Other tips for mentors to support growth mindset
Although this toolkit has stressed the importance of growth mindset, please keep in mind that delivering messages and advice around mindsets will likely be just one part of what you talk about and do with your mentee. Your relationship will grow and evolve in countless ways as you engage in meaningful activities, talk about serious topics, learn new skills, solve problems, and just have fun together. But do try to be intentional, in those meaningful moments where your mentee doubts themselves or feels like they don’t have it in them to get better at something, about reinforcing a growth mindset. It shouldn't get in the way of your conversations and interactions, but it can reinforce exactly the right way of thinking at just the right time. Those are the moments that make the long-term impact of a mentor truly special.
There are other things to keep in mind as you go on this growth mindset journey with your mentee:
- Challenges aren’t overcome all at once — As noted in The Importance of Reframing Mistakes, patience is an important principle when it comes to adopting and applying a growth mindset. It takes practice to know when and how to apply these ways of thinking. And even if you have a strong growth mindset, we all think in a fixed mindset sometimes. A desire for instant results can lead to disappointments when confronted with a big challenge, such as a complicated algebra lesson or a difficult hobby. One effective strategy is to remember that problems are best solved by breaking them up into smaller discrete goals.

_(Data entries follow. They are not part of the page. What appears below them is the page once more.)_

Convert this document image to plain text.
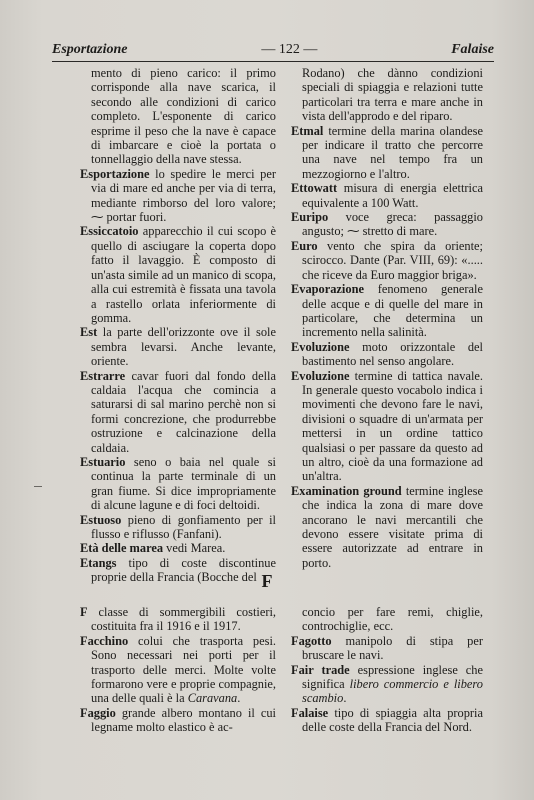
Esportazione	— 122 —	Falaise

mento di pieno carico: il primo corrisponde alla nave scarica, il secondo alle condizioni di carico completo. L'esponente di carico esprime il peso che la nave è capace di imbarcare e cioè la portata o tonnellaggio della nave stessa.

Esportazione lo spedire le merci per via di mare ed anche per via di terra, mediante rimborso del loro valore; ⁓ portar fuori.

Essiccatoio apparecchio il cui scopo è quello di asciugare la coperta dopo fatto il lavaggio. È composto di un'asta simile ad un manico di scopa, alla cui estremità è fissata una tavola a rastello orlata inferiormente di gomma.

Est la parte dell'orizzonte ove il sole sembra levarsi. Anche levante, oriente.

Estrarre cavar fuori dal fondo della caldaia l'acqua che comincia a saturarsi di sal marino perchè non si formi concrezione, che produrrebbe ostruzione e calcinazione della caldaia.

Estuario seno o baia nel quale si continua la parte terminale di un gran fiume. Si dice impropriamente di alcune lagune e di foci deltoidi.

Estuoso pieno di gonfiamento per il flusso e riflusso (Fanfani).

Età delle marea vedi Marea.

Etangs tipo di coste discontinue proprie della Francia (Bocche del

Rodano) che dànno condizioni speciali di spiaggia e relazioni tutte particolari tra terra e mare anche in vista dell'approdo e del riparo.

Etmal termine della marina olandese per indicare il tratto che percorre una nave nel tempo fra un mezzogiorno e l'altro.

Ettowatt misura di energia elettrica equivalente a 100 Watt.

Euripo voce greca: passaggio angusto; ⁓ stretto di mare.

Euro vento che spira da oriente; scirocco. Dante (Par. VIII, 69): «..... che riceve da Euro maggior briga».

Evaporazione fenomeno generale delle acque e di quelle del mare in particolare, che determina un incremento nella salinità.

Evoluzione moto orizzontale del bastimento nel senso angolare.

Evoluzione termine di tattica navale. In generale questo vocabolo indica i movimenti che devono fare le navi, divisioni o squadre di un'armata per mettersi in un ordine tattico qualsiasi o per passare da questo ad un altro, cioè da una formazione ad un'altra.

Examination ground termine inglese che indica la zona di mare dove ancorano le navi mercantili che devono essere visitate prima di essere autorizzate ad entrare in porto.

F

F classe di sommergibili costieri, costituita fra il 1916 e il 1917.

Facchino colui che trasporta pesi. Sono necessari nei porti per il trasporto delle merci. Molte volte formarono vere e proprie compagnie, una delle quali è la Caravana.

Faggio grande albero montano il cui legname molto elastico è ac-

concio per fare remi, chiglie, controchiglie, ecc.

Fagotto manipolo di stipa per bruscare le navi.

Fair trade espressione inglese che significa libero commercio e libero scambio.

Falaise tipo di spiaggia alta propria delle coste della Francia del Nord.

Similarly, your mentee may find the most success by focusing on a few aspects of a problem or challenge at a time.
- Be authentic — One of the keys to getting youth to reflect on, and improve, their mindset is to weave these messages about growth mindset into your relationship and conversations in organic ways that don’t feel forced or unnatural. Do your best to be genuine with your mentee and say things in the way you tend to speak, not in some canned or pre-rehearsed way. Kids will know when you are simply parroting some talking point or going through the motions of things you are “supposed” to say. So always make sure you are listening to what your mentee is truly saying and approach these mindset strategies from a genuine place.
- Be honest about the limits of what you know — Don’t be afraid to admit when you don’t know something, especially related to growth mindset, which you are just learning about yourself. A student might say something like “Why is it so much harder for me than other people?” A mentor’s first instinct might be to negate that premise and deny that it is much harder for their mentee in an effort to protect them. But a better approach might be to say, “I don’t know why… Maybe other students have had more practice at home that you don’t see. But it doesn’t matter where they are at because you are in control of how much you improve.”
- Lean on your program staff for support — One of the benefits of mentoring through a program is that the staff of the organization has your back. They are there to make you the most effective mentor you can be, so make sure to ask for their support. Early in the relationship, ask program staff about your mentee’s attitudes and behaviors that might indicate where they sit on the fixed-growth spectrum. And as you encounter all those specific scenarios talked about in One Powerful Word for Growth Mindset, turn to the staff with questions to make sure that you are reinforcing the right messages around growth mindset.
- Help your mentee feel a sense of belonging when they are with you — There is compelling research about the value of belonging in supporting academic success for youth, and how grades and relationships can suffer when that feeling of belonging is absent. While growth mindset has been found to promote belonging, mentors can also help youth feel like they belong through small and large actions that help youth feel respected and valued. For example, mentors can make eye contact with youth and can work to correctly pronounce their names. Mentors can also respond to youths’ challenges or behavior struggles with empathy. For example, if a student has gotten in trouble at school, instead of saying, “You shouldn’t have done that,” you can ask them for their side of the story and then discuss how they might be able to do something differently next time. You can learn more about strategies that promote belonging in the Belonging for Educators Course.
- Try to get parents involved in this effort too — While mentors can be a powerful voice in orienting youth toward a growth mindset, those messages may not have their ultimate impact if they are not being reinforced at home. Both mentors and program staff (depending on the program) should try and include parents and guardians in the information and strategies being promoted around growth mindset. The PERTS Mindset Kit website has a whole toolkit designed specifically for parents, emphasizing the key role they play in helping their child build a growth mindset.
- Keep learning about growth mindset — We’ve only scratched the surface here about mindsets and all the ways that they impact learning and behavior. The downloadable Planning and Activity Guide that follows offers a list of additional reading and resources that you may find helpful in deepening your understanding or directly teaching your mentee about growth mindset.
Thank you for completing this toolkit! Remember that promoting a growth mindset goes hand-in-hand with just being a caring, attentive, and positive mentor and role model. Just be mindful about how you give praise, how you reframe mistakes, and how you help your mentees view themselves.